The Return of Same Day Delivery via EBay Now

When eBay purchased Jack Abraham’s Milo.com in December 2010, it caused some head scratching. While retail Inventory is helpful to track goods availability and has some value in developing location-based promotions, it seemed an unlikely anchor for eBay’s SMB and local ecommerce services.

Abraham’s upgrade of his title to head of EBay Local last year, however, indicated that changes were afoot. And this week, eBay has finally unveiled the fruit of his labors: eBay Now, a same day delivery service that builds on inventory to take it to the next logical step.

The service, following in the footsteps of first generation local services such as Kozmo.com and UrbanFetch, has launched in San Francisco with BestBuy, Bloomingdales, Nordstrom, Target, ToysRUs and Walgreen. It is mostly aimed at luring major merchant accounts to eBay’s broad range of merchant services.

Deliveries are $5 and available for orders over $25 from 9-9 during the week, and from 9-6 on Sunday. Three free deliveries per customer are available during the test. Other Milo customers that might jumpo in include Home Depot, Ikea, Lowe’s, Sears and J.C. Penney.

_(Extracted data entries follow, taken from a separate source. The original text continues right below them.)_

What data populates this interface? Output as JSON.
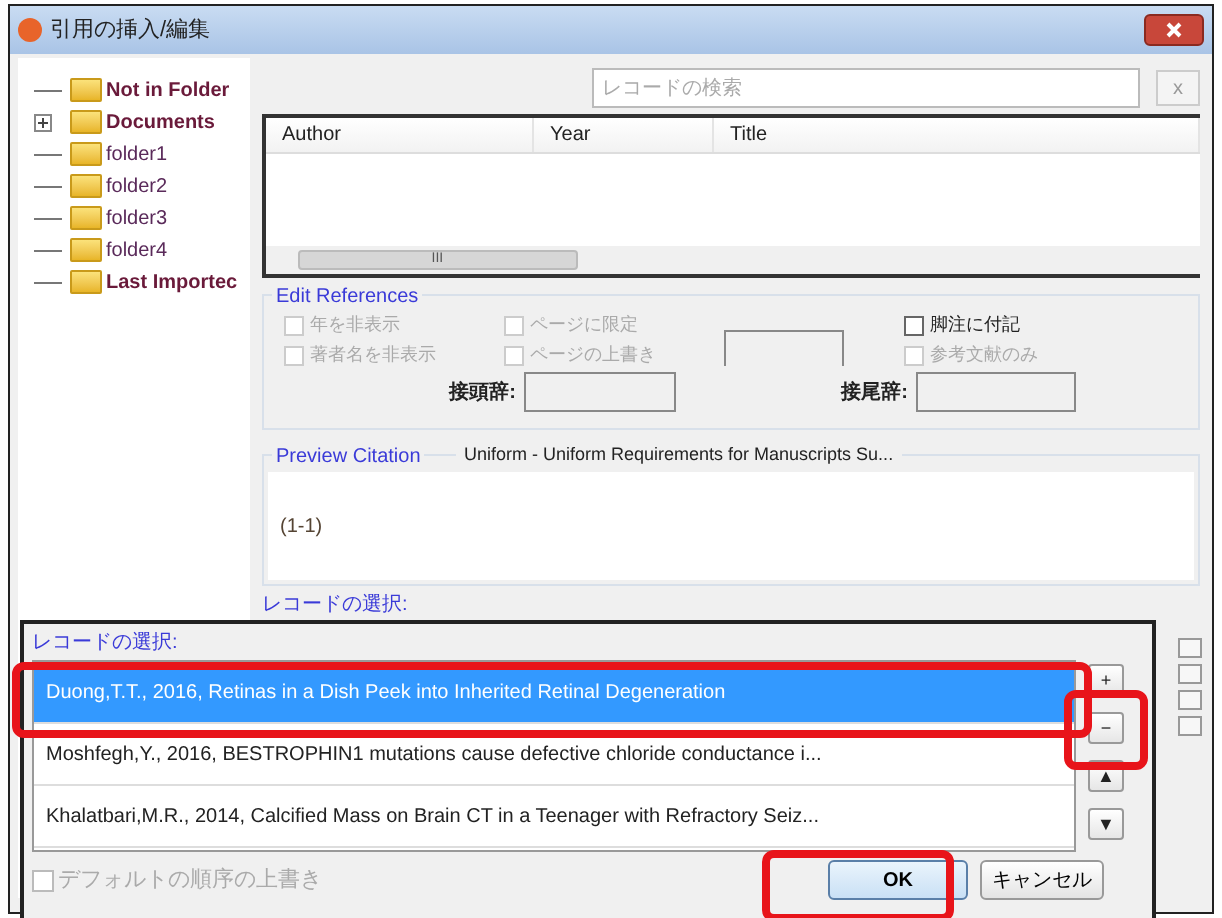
{
  "window": {
    "title": "引用の挿入/編集"
  },
  "folders": [
    {
      "label": "Not in Folder",
      "kind": "leaf"
    },
    {
      "label": "Documents",
      "kind": "collapsed"
    },
    {
      "label": "folder1",
      "kind": "leaf"
    },
    {
      "label": "folder2",
      "kind": "leaf"
    },
    {
      "label": "folder3",
      "kind": "leaf"
    },
    {
      "label": "folder4",
      "kind": "leaf"
    },
    {
      "label": "Last Importec",
      "kind": "leaf"
    }
  ],
  "search": {
    "placeholder": "レコードの検索",
    "clear": "x"
  },
  "table": {
    "columns": [
      "Author",
      "Year",
      "Title"
    ],
    "scroll_mark": "III"
  },
  "edit_references": {
    "title": "Edit References",
    "checkboxes": [
      {
        "label": "年を非表示",
        "checked": false,
        "disabled": true
      },
      {
        "label": "著者名を非表示",
        "checked": false,
        "disabled": true
      },
      {
        "label": "ページに限定",
        "checked": false,
        "disabled": true
      },
      {
        "label": "ページの上書き",
        "checked": false,
        "disabled": true
      },
      {
        "label": "脚注に付記",
        "checked": false,
        "disabled": false
      },
      {
        "label": "参考文献のみ",
        "checked": false,
        "disabled": true
      }
    ],
    "prefix_label": "接頭辞:",
    "suffix_label": "接尾辞:"
  },
  "preview": {
    "title": "Preview Citation",
    "style": "Uniform - Uniform Requirements for Manuscripts Su...",
    "text": "(1-1)"
  },
  "records_label_behind": "レコードの選択:",
  "records_dialog": {
    "label": "レコードの選択:",
    "items": [
      {
        "text": "Duong,T.T., 2016, Retinas in a Dish Peek into Inherited Retinal Degeneration",
        "selected": true
      },
      {
        "text": "Moshfegh,Y., 2016, BESTROPHIN1 mutations cause defective chloride conductance i...",
        "selected": false
      },
      {
        "text": "Khalatbari,M.R., 2014, Calcified Mass on Brain CT in a Teenager with Refractory Seiz...",
        "selected": false
      }
    ],
    "add": "+",
    "remove": "−",
    "up": "▲",
    "down": "▼",
    "override": {
      "label": "デフォルトの順序の上書き",
      "checked": false
    },
    "ok": "OK",
    "cancel": "キャンセル"
  }
}
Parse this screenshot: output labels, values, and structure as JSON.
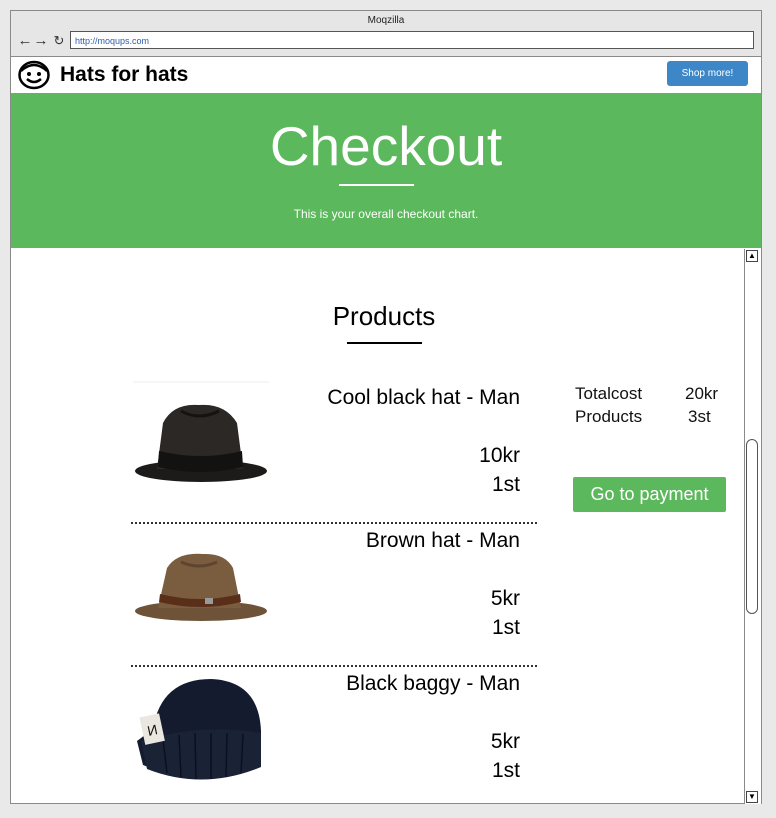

Strategically, eBayNow positions eBay against other ecommerce heavyweights seeking to provide a suite of etail services, from promotions to search to transactions to hosting…specifically Amazon (although Amazon indicated this week that it will not be providing a similar service.) Long-term, Google and others that are developing transaction marketing services could also compete. Uber, the Web-based limo reservations service, is also experimenting with delivery, although it isn’t clear whether the limited delivery services that have been introduced are merely meant to promote the limo service while cars sit empty.